Nigel: The problem I have is that my brain and body do not work well together. I can hear a song in my head, but I can not play it on the keyboard. I took piano lessons, but hated to practice, and would do anything to get out of practicing. I thought learning to play the piano would be fun, but it was not. If I had any talent, or desire, that would be something, but I have neither. I tend to get frustrated very easily. I tired learning through Garageband, but it was not motivating me to want to play. My biggest problem is that I want to be instantly good, without practicing, but I know it does not work that way. I can't blame the technology, I can only blame myself.

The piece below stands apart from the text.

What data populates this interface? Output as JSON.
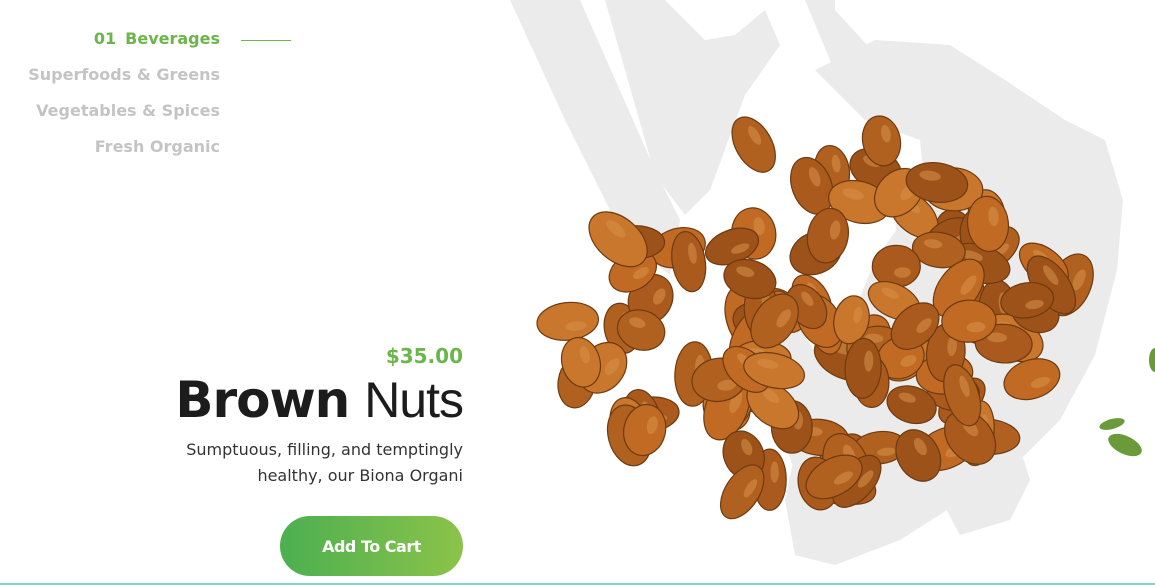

Russ: Thank You! when I look at all of the crap I have accumulated over the years, it drives me crazy. I have too much stuff, and I don't want any more. I need to bring some order to my chaos. Basically if something new comes in something old has to go. I know it's bad, when I try to keep my house clean, but then it just gets messed up again, and the I get frustrated, and too lazy to want to take care of it.
My typical day, is get up, shower, get ready to go to work, work nine hours a day, have dinner with my parents, come home and plop myself in front of the computer, bouncing between Facebook and Youtube. Occasionally, I will do a video, but not always. My day's off I will either spend with my father, going antiquing to buy stuff to resell or I will do nothing the entire day. Sometimes I will get up with a plan, but then my brain laughs at me and says your not going to do that. I hate my stupid brain.
Honestly I don't know why I behave this way? Maybe I need attention or validation? I don't know.
Anyway, thank you both! You're the best!